LEAPfROG is a scientific study investigating the value of machine learning and big data to optimise pharmacotherapy outcomes in multimorbid patients. Multimorbidility means that a person has 2 or more chronic conditions.

More people with multiple medicines

The number of people with multiple chronic conditions is increasing. Often, patients get multiple medicines for these chronic conditions. This can lead to a complex combinations of medicines, which is called polypharmacy.

Complex medication regimens

Knowledge on the safety of complex medication regimens is limited. People with multimorbidity are regularly excluded from trials studying the effects and adverse drug events of medicines. These scientific studies usually only include healthy volunteers. The effects and adverse drug events in daily practice are therefore not clear. Especially in patients with multimorbidity and polypharmacy.

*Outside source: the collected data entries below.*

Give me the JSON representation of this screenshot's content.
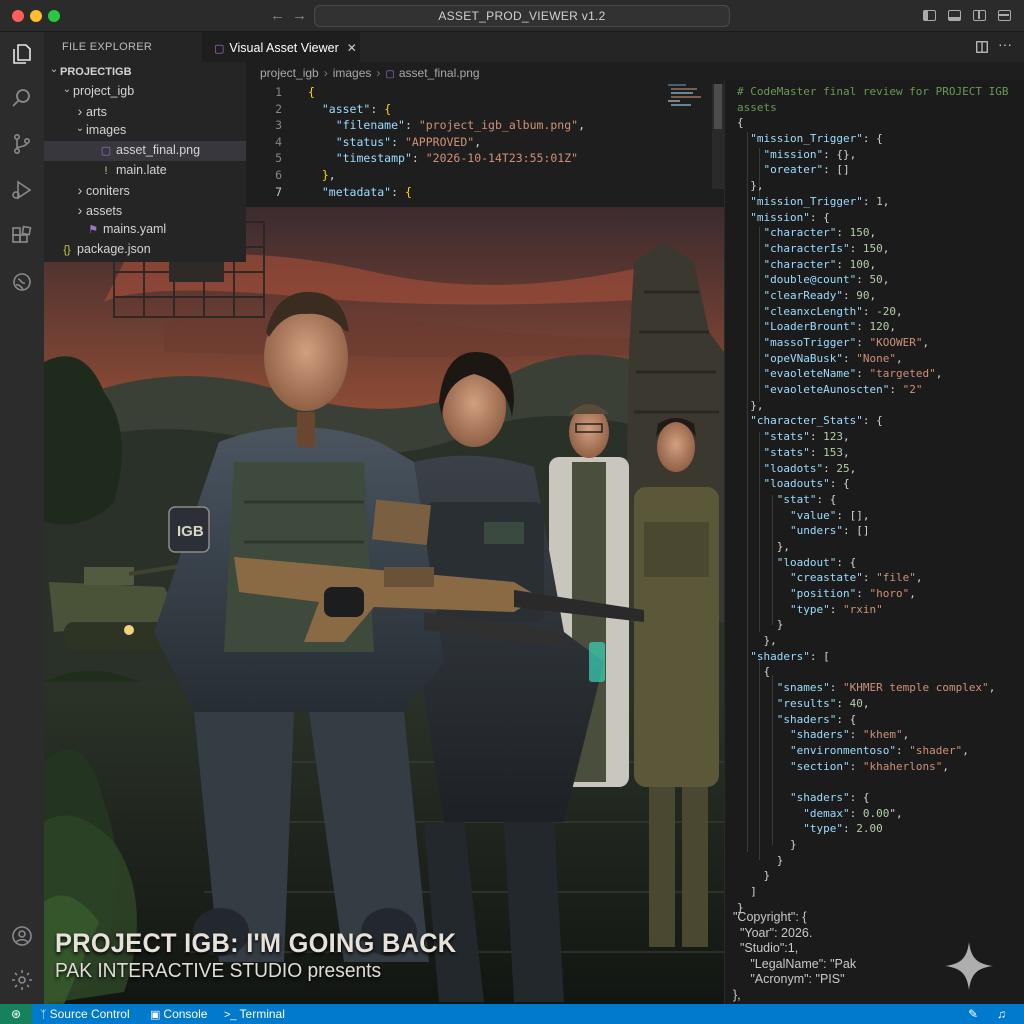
{
  "window": {
    "title": "ASSET_PROD_VIEWER v1.2"
  },
  "sidebar": {
    "header": "FILE EXPLORER",
    "tree": [
      {
        "label": "PROJECTIGB",
        "depth": 0,
        "chevron": "down",
        "icon": "",
        "bold": true
      },
      {
        "label": "project_igb",
        "depth": 1,
        "chevron": "down",
        "icon": ""
      },
      {
        "label": "arts",
        "depth": 2,
        "chevron": "right",
        "icon": ""
      },
      {
        "label": "images",
        "depth": 2,
        "chevron": "down",
        "icon": ""
      },
      {
        "label": "asset_final.png",
        "depth": 3,
        "chevron": "",
        "icon": "image-file-icon",
        "selected": true
      },
      {
        "label": "main.late",
        "depth": 3,
        "chevron": "",
        "icon": "exclaim-file-icon"
      },
      {
        "label": "coniters",
        "depth": 2,
        "chevron": "right",
        "icon": ""
      },
      {
        "label": "assets",
        "depth": 2,
        "chevron": "right",
        "icon": ""
      },
      {
        "label": "mains.yaml",
        "depth": 2,
        "chevron": "",
        "icon": "yaml-file-icon"
      },
      {
        "label": "package.json",
        "depth": 0,
        "chevron": "",
        "icon": "json-file-icon"
      }
    ]
  },
  "editor": {
    "tab_label": "Visual Asset Viewer",
    "breadcrumb": [
      "project_igb",
      "images",
      "asset_final.png"
    ],
    "lines": [
      {
        "num": "1",
        "text": "{"
      },
      {
        "num": "2",
        "text": "  \"asset\": {"
      },
      {
        "num": "3",
        "text": "    \"filename\": \"project_igb_album.png\","
      },
      {
        "num": "4",
        "text": "    \"status\": \"APPROVED\","
      },
      {
        "num": "5",
        "text": "    \"timestamp\": \"2026-10-14T23:55:01Z\""
      },
      {
        "num": "6",
        "text": "  },"
      },
      {
        "num": "7",
        "text": "  \"metadata\": {"
      }
    ]
  },
  "review_panel": {
    "lines": [
      "# CodeMaster final review for PROJECT IGB",
      "assets",
      "{",
      "  \"mission_Trigger\": {",
      "    \"mission\": {},",
      "    \"oreater\": []",
      "  },",
      "  \"mission_Trigger\": 1,",
      "  \"mission\": {",
      "    \"character\": 150,",
      "    \"characterIs\": 150,",
      "    \"character\": 100,",
      "    \"double@count\": 50,",
      "    \"clearReady\": 90,",
      "    \"cleanxcLength\": -20,",
      "    \"LoaderBrount\": 120,",
      "    \"massoTrigger\": \"KOOWER\",",
      "    \"opeVNaBusk\": \"None\",",
      "    \"evaoleteName\": \"targeted\",",
      "    \"evaoleteAunoscten\": \"2\"",
      "  },",
      "  \"character_Stats\": {",
      "    \"stats\": 123,",
      "    \"stats\": 153,",
      "    \"loadots\": 25,",
      "    \"loadouts\": {",
      "      \"stat\": {",
      "        \"value\": [],",
      "        \"unders\": []",
      "      },",
      "      \"loadout\": {",
      "        \"creastate\": \"file\",",
      "        \"position\": \"horo\",",
      "        \"type\": \"rxin\"",
      "      }",
      "    },",
      "  \"shaders\": [",
      "    {",
      "      \"snames\": \"KHMER temple complex\",",
      "      \"results\": 40,",
      "      \"shaders\": {",
      "        \"shaders\": \"khem\",",
      "        \"environmentoso\": \"shader\",",
      "        \"section\": \"khaherlons\",",
      "",
      "        \"shaders\": {",
      "          \"demax\": 0.00\",",
      "          \"type\": 2.00",
      "        }",
      "      }",
      "    }",
      "  ]",
      "}"
    ],
    "copyright": [
      "\"Copyright\": {",
      "  \"Yoar\": 2026.",
      "  \"Studio\":1,",
      "     \"LegalName\": \"Pak",
      "     \"Acronym\": \"PIS\"",
      "},"
    ]
  },
  "poster": {
    "title": "PROJECT IGB: I'M GOING BACK",
    "subtitle": "PAK INTERACTIVE STUDIO presents",
    "patch_label": "IGB"
  },
  "statusbar": {
    "items": [
      "Source Control",
      "Console",
      "Terminal"
    ]
  }
}
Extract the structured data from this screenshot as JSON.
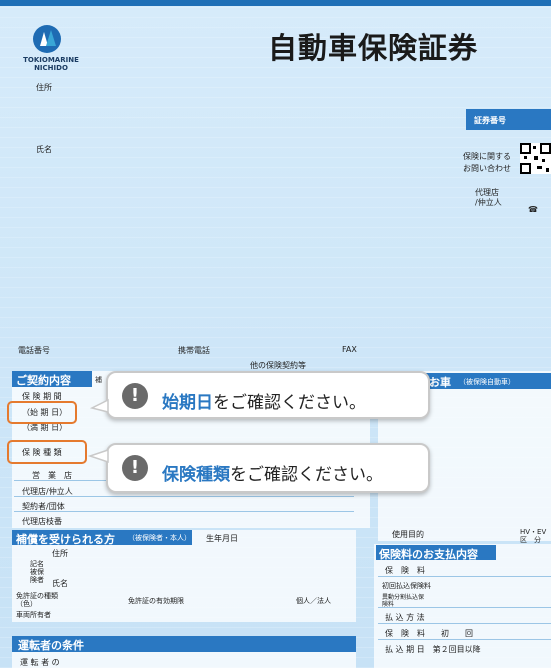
{
  "header": {
    "title": "自動車保険証券",
    "logo_line1": "TOKIOMARINE",
    "logo_line2": "NICHIDO"
  },
  "fields": {
    "address": "住所",
    "name": "氏名",
    "policy_number": "証券番号",
    "inquiry_line1": "保険に関する",
    "inquiry_line2": "お問い合わせ",
    "agent_line1": "代理店",
    "agent_line2": "/仲立人",
    "tel_icon": "☎",
    "phone": "電話番号",
    "mobile": "携帯電話",
    "fax": "FAX",
    "other_contracts": "他の保険契約等"
  },
  "contract": {
    "heading": "ご契約内容",
    "tag": "補",
    "rows": [
      "保 険 期 間",
      "（始 期 日）",
      "（満 期 日）",
      "保 険 種 類",
      "営　業　店",
      "代理店/仲立人",
      "契約者/団体",
      "代理店枝番"
    ]
  },
  "car": {
    "heading": "お車",
    "sub": "（被保険自動車）",
    "use_purpose": "使用目的",
    "hv": "HV・EV",
    "kubun": "区　分"
  },
  "insured": {
    "heading": "補償を受けられる方",
    "sub": "（被保険者・本人）",
    "dob": "生年月日",
    "rows": [
      "住所",
      "記名被保険者",
      "氏名",
      "免許証の種類（色）",
      "車両所有者"
    ],
    "license_valid": "免許証の有効期限",
    "individual": "個人／法人"
  },
  "payment": {
    "heading": "保険料のお支払内容",
    "rows": [
      "保　険　料",
      "初回払込保険料",
      "異動分割払込保険料",
      "払 込 方 法",
      "保　険　料　　初　　回",
      "払 込 期 日　第２回目以降"
    ]
  },
  "driver": {
    "heading": "運転者の条件",
    "row": "運 転 者 の"
  },
  "callouts": [
    {
      "highlight": "始期日",
      "rest": "をご確認ください。",
      "icon": "!"
    },
    {
      "highlight": "保険種類",
      "rest": "をご確認ください。",
      "icon": "!"
    }
  ],
  "colors": {
    "accent": "#2a78c2",
    "highlight": "#e57a2e"
  }
}
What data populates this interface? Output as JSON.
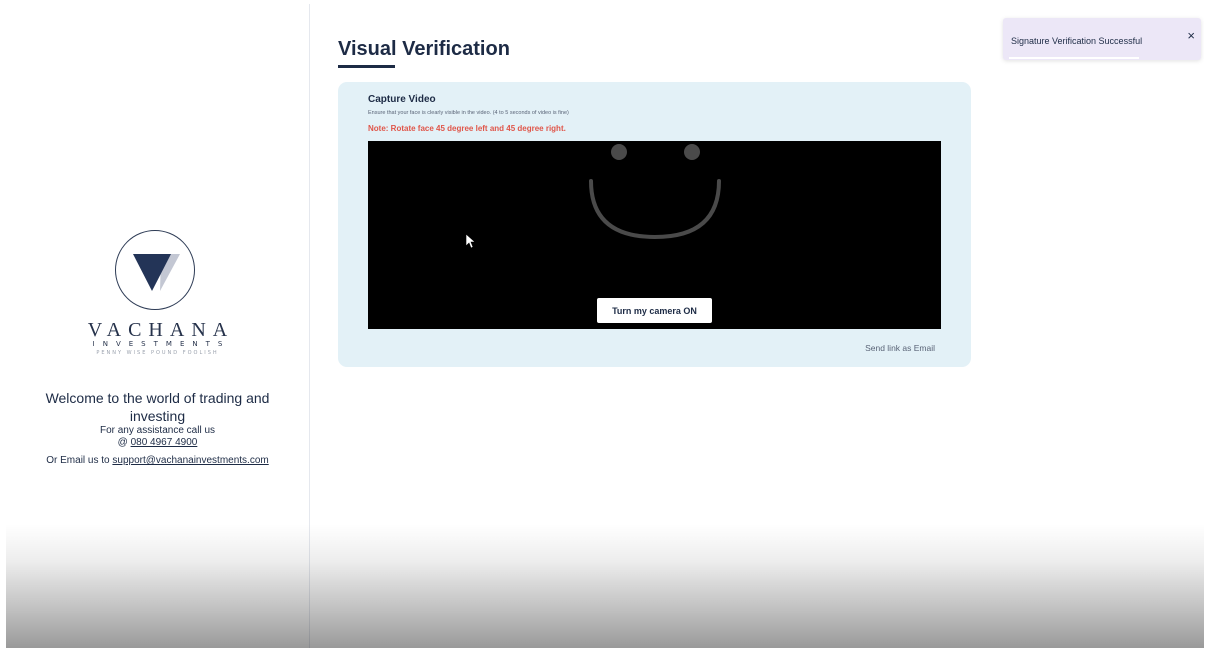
{
  "sidebar": {
    "brand_name": "VACHANA",
    "brand_sub": "INVESTMENTS",
    "brand_tagline": "PENNY WISE POUND FOOLISH",
    "welcome": "Welcome to the world of trading and investing",
    "assist_prefix": "For any assistance call us",
    "phone_prefix": "@ ",
    "phone": "080 4967 4900",
    "email_prefix": "Or Email us to ",
    "email": "support@vachanainvestments.com"
  },
  "main": {
    "title": "Visual Verification",
    "card": {
      "title": "Capture Video",
      "description": "Ensure that your face is clearly visible in the video. (4 to 5 seconds of video is fine)",
      "note": "Note: Rotate face 45 degree left and 45 degree right.",
      "camera_button": "Turn my camera ON",
      "send_link": "Send link as Email"
    }
  },
  "toast": {
    "message": "Signature Verification Successful",
    "close_symbol": "×"
  },
  "colors": {
    "navy": "#1d2b45",
    "card_bg": "#e3f1f7",
    "note_red": "#e0564a",
    "toast_bg": "#ece7f7"
  },
  "icons": {
    "logo": "vachana-triangle-logo",
    "video_placeholder": "smiley-face-icon",
    "cursor": "mouse-pointer-icon"
  }
}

Learning medication safety system

In the LEAPfROG project, we will create a learning medication safety system. We will use several innovative machine learning techniques. Data from electronic patient records and information from existing knowledge sources will be combined. Through this combination, we expect reliable and explainable advices for individual patients and their medication regimens. Also for people with multimorbidity and polypharmacy.

Case study

To investigate the value of the LEAPfROG approach, we will study drug-induced kidney disease in patients with chronic kidney diseases. This is our case study.


LEAPfROG is a scientific research project and is leveraging real-world data to optimise pharmacotherapy outcomes in multimorbid patients by using machine learning and big data. LEAPfROG is a private-public cooperation between Amsterdam UMC, Vrije Universiteit, Open Universiteit and eight private partners. LEAPfROG is financed by NWO for 70%. The private parties are co-funding the project for 30%.